Capacity Control of Social Media Diffusion for Real-Time Analysis System

Miki ENOKI  Issei YOSHIDA  Masato OGUCHI  

Publication
IEICE TRANSACTIONS on Information and Systems   Vol.E100-D   No.4   pp.776-784
Publication Date: 2017/04/01
Online ISSN: 1745-1361
Type of Manuscript: Special Section PAPER (Special Section on Data Engineering and Information Management)
Category: 
Keyword: 
information diffusion,  social media,  in-memory database,  microblogging,  stream processing,  

Full Text: PDF(1.5MB)
>>Buy this Article


Summary: 
In Twitter-like services, countless messages are being posted in real-time every second all around the world. Timely knowledge about what kinds of information are diffusing in social media is quite important. For example, in emergency situations such as earthquakes, users provide instant information on their situation through social media.

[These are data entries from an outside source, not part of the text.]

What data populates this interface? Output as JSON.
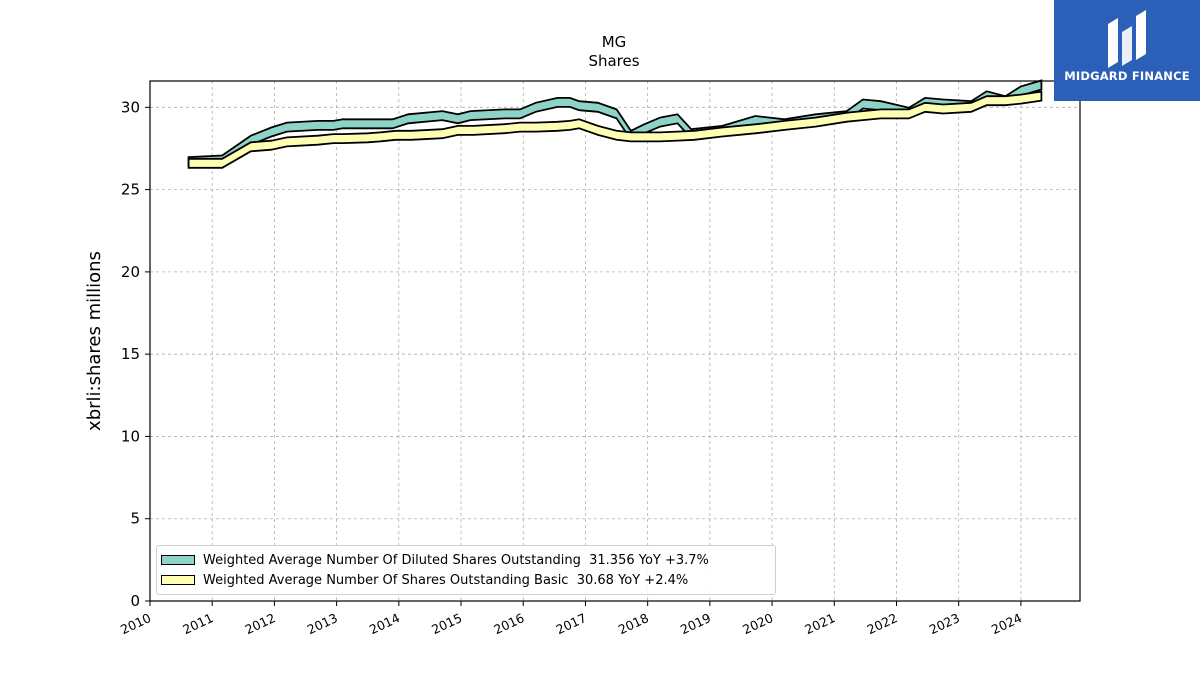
{
  "chart_data": {
    "type": "line",
    "title": "MG",
    "subtitle": "Shares",
    "xlabel": "",
    "ylabel": "xbrli:shares millions",
    "xlim": [
      2010.0,
      2024.95
    ],
    "ylim": [
      0,
      31.6
    ],
    "x_ticks": [
      "2010",
      "2011",
      "2012",
      "2013",
      "2014",
      "2015",
      "2016",
      "2017",
      "2018",
      "2019",
      "2020",
      "2021",
      "2022",
      "2023",
      "2024"
    ],
    "y_ticks": [
      "0",
      "5",
      "10",
      "15",
      "20",
      "25",
      "30"
    ],
    "grid": true,
    "legend_position": "lower-left",
    "series": [
      {
        "name": "Weighted Average Number Of Diluted Shares Outstanding  31.356 YoY +3.7%",
        "color": "#8dd3c7",
        "x": [
          2010.62,
          2011.16,
          2011.62,
          2011.95,
          2012.2,
          2012.7,
          2012.95,
          2013.1,
          2013.5,
          2013.9,
          2014.15,
          2014.7,
          2014.95,
          2015.15,
          2015.7,
          2015.95,
          2016.2,
          2016.55,
          2016.75,
          2016.9,
          2017.2,
          2017.5,
          2017.73,
          2017.95,
          2018.2,
          2018.48,
          2018.7,
          2018.95,
          2019.2,
          2019.73,
          2020.2,
          2020.7,
          2021.2,
          2021.46,
          2021.75,
          2022.2,
          2022.46,
          2022.75,
          2023.2,
          2023.45,
          2023.75,
          2024.0,
          2024.33
        ],
        "y": [
          26.7,
          26.8,
          28.0,
          28.5,
          28.8,
          28.9,
          28.9,
          29.0,
          29.0,
          29.0,
          29.3,
          29.5,
          29.3,
          29.5,
          29.6,
          29.6,
          30.0,
          30.3,
          30.3,
          30.1,
          30.0,
          29.6,
          28.3,
          28.7,
          29.1,
          29.3,
          28.4,
          28.5,
          28.6,
          29.2,
          29.0,
          29.3,
          29.5,
          30.2,
          30.1,
          29.7,
          30.3,
          30.2,
          30.1,
          30.7,
          30.4,
          31.0,
          31.356
        ]
      },
      {
        "name": "Weighted Average Number Of Shares Outstanding Basic  30.68 YoY +2.4%",
        "color": "#ffffb3",
        "x": [
          2010.62,
          2011.16,
          2011.62,
          2011.95,
          2012.2,
          2012.7,
          2012.95,
          2013.1,
          2013.5,
          2013.7,
          2013.95,
          2014.2,
          2014.7,
          2014.95,
          2015.2,
          2015.7,
          2015.95,
          2016.2,
          2016.55,
          2016.75,
          2016.9,
          2017.2,
          2017.5,
          2017.73,
          2017.95,
          2018.2,
          2018.48,
          2018.75,
          2019.2,
          2019.75,
          2020.2,
          2020.7,
          2021.2,
          2021.46,
          2021.75,
          2022.2,
          2022.46,
          2022.75,
          2023.2,
          2023.45,
          2023.75,
          2024.0,
          2024.33
        ],
        "y": [
          26.6,
          26.6,
          27.6,
          27.7,
          27.9,
          28.0,
          28.1,
          28.1,
          28.15,
          28.2,
          28.3,
          28.3,
          28.4,
          28.6,
          28.6,
          28.7,
          28.8,
          28.8,
          28.85,
          28.9,
          29.0,
          28.6,
          28.3,
          28.2,
          28.2,
          28.2,
          28.25,
          28.3,
          28.5,
          28.7,
          28.9,
          29.1,
          29.4,
          29.5,
          29.6,
          29.6,
          30.0,
          29.9,
          30.0,
          30.4,
          30.4,
          30.5,
          30.68
        ]
      }
    ]
  },
  "logo": {
    "text": "MIDGARD FINANCE"
  },
  "colors": {
    "grid": "#b0b0b0",
    "axis": "#000000",
    "logo_bg": "#2b5fb8"
  }
}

The collective intelligence of social media is useful as a means of information detection complementary to conventional observation. We have developed a system for monitoring and analyzing information diffusion data in real-time by tracking retweeted tweets. A tweet retweeted by many users indicates that they find the content interesting and impactful. Analysts who use this system can find tweets retweeted by many users and identify the key people who are retweeted frequently by many users or who have retweeted tweets about particular topics. However, bursting situations occur when thousands of social media messages are suddenly posted simultaneously, and the lack of machine resources to handle such situations lowers the system's query performance. Since our system is designed to be used interactively in real-time by many analysts, waiting more than one second for a query results is simply not acceptable. To maintain an acceptable query performance, we propose a capacity control method for filtering incoming tweets using extra attribute information from tweets themselves. Conventionally, there is a trade-off between the query performance and the accuracy of the analysis results. We show that the query performance is improved by our proposed method and that our method is better than the existing methods in terms of maintaining query accuracy.